[Date Prev][Date Next][Thread Prev][Thread Next][Date Index][Thread Index]

[Condor-users] Condor as a Unix Shell? (instead of BASH / SH / TCSH)?



Hi All,

I was wondering if there is anywhere on the net tool that can provide a condor shell.
I will give you an example of what I an meaning when I'm saying a "Condor Shell":

Think about a Unix machine, a Linux style machine. Say my shell knows that every binary or command the user is running (USER MODE), that is located under the / (/etc, /bin, /sbin, /usr/bin etc...) is running on the local machine. Since programs like 'ls' not consume a lot of CPU resources, they can keep running on the local machine. 
Now say that I have installed all of my tools under the /mnt/Software/vendors/ directory, so I have:
    /mnt/Software/vendors/adobe
    /mnt/Software/vendors/autodesk 
    /mnt/Software/vendors/matlab
    /mnt/Software/vendors/starsim
    /mnt/Software/vendors/vera
    /mnt/Software/vendors/....
    /mnt/Software/vendors/....
    /mnt/Software/vendors/....
  
Now, the shell knows that each time I run some of the commands that include in my $PATH and located under the /mnt/Software/vendors/ it convert it to run as a Condor Job.

This is assuming that all the execute machines are identical in there configuration.
In my configuration I also use a Local NAS, used by the submit & execute machines (like /home, /mnt/Software ... etc..)
All machine in the condor pool are configured under the same UID_DOMAIN and the same FILESYSTEM_DOMAIN.

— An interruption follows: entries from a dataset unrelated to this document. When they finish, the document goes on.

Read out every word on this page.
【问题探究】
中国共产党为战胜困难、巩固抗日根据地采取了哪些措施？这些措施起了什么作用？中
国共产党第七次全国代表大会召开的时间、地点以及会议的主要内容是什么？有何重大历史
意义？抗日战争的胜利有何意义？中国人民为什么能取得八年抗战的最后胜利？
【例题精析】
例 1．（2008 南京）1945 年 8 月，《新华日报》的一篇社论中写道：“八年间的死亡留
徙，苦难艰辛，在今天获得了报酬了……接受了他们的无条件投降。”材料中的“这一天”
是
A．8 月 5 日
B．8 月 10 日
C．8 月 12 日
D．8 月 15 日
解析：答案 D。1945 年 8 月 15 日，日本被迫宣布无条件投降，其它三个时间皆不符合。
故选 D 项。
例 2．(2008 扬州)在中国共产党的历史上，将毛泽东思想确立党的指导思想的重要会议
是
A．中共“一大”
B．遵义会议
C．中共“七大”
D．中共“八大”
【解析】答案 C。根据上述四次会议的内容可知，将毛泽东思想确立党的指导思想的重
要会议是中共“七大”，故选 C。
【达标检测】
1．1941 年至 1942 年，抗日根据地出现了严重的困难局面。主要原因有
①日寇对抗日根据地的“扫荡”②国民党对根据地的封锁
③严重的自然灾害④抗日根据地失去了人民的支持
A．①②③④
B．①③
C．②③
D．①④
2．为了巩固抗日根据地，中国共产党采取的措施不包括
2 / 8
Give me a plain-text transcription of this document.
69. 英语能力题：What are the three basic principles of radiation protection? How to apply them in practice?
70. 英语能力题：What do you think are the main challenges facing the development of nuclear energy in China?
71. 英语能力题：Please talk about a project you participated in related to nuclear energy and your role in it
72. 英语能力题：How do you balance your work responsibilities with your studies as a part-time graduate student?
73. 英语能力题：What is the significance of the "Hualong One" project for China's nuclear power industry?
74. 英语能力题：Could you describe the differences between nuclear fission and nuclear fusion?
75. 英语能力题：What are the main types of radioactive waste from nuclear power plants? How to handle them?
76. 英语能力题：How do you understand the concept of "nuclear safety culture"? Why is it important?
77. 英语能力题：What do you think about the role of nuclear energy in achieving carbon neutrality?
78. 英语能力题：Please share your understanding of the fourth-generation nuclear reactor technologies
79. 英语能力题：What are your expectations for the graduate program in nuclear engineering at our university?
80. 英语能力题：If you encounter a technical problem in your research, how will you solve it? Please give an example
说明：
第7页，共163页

Now submitting ajob to the pool works great!
In fact if you configure the job submit file according to some parameters, once submitted all files, logs, directories, or any other data the job have created is being saved in the directory where the user submit the job. The condor log file, stdio, stderr are also being created, and being stream using the stream option util the job is finished/killed etc...). 

When the user start and tail (with -f  option on) the stdio file, he has the impression that the job is running locally, but in fact it is running somewhere in some slot on the condor pool.

Now, assuming my Q is quick, and good manage. So no big timeout can happened, and jobs almost start the time the user has submitted them.

The trick is not that instead the user write the submit job file, the shell created them for him, and send it to the q, tail the output until it finished. 

The shell can have different paramters like include/exclude specific path or command, something like: INCLUDE_PATH, EXCLUDE_PATH, INCLUDE_COMMAND, EXCLUDE_COMMAND, and maybe other directives we discover that are needed. But the basic idea is that the shell aware of the command.

Of course this method is limited, since it can only be aware of the first command in the command chain. What I'm meaning by the command chain is that as long as you running command under the condor shell, every command that is included in the include_path, 
will be automatically baked as a condor job. but if you run a script, a perl one for example, that use the system command {system'"'}, then the condor shell can not be aware of this, since it is outside it's domain. This means from a condor perspective that the binary will run locally and not as a condor job.

Since all of my users are working on Windows machines, I have no justification to give a user a higher rank for his machine. They are all shared 10 physical machine, 24 cores each, total of 240 slots, and 960GB of ram, using NX remote desktop protocol.

Now, Please also be aware, the all of the command the users are using, like matlabc, maya-render in my example are well known as a high consuming CPU and time. both by the users are the administrator.

One last note, this ca be done for specific command using .aliases, but I was thinking on a more general solution.

What do you think?

Sassy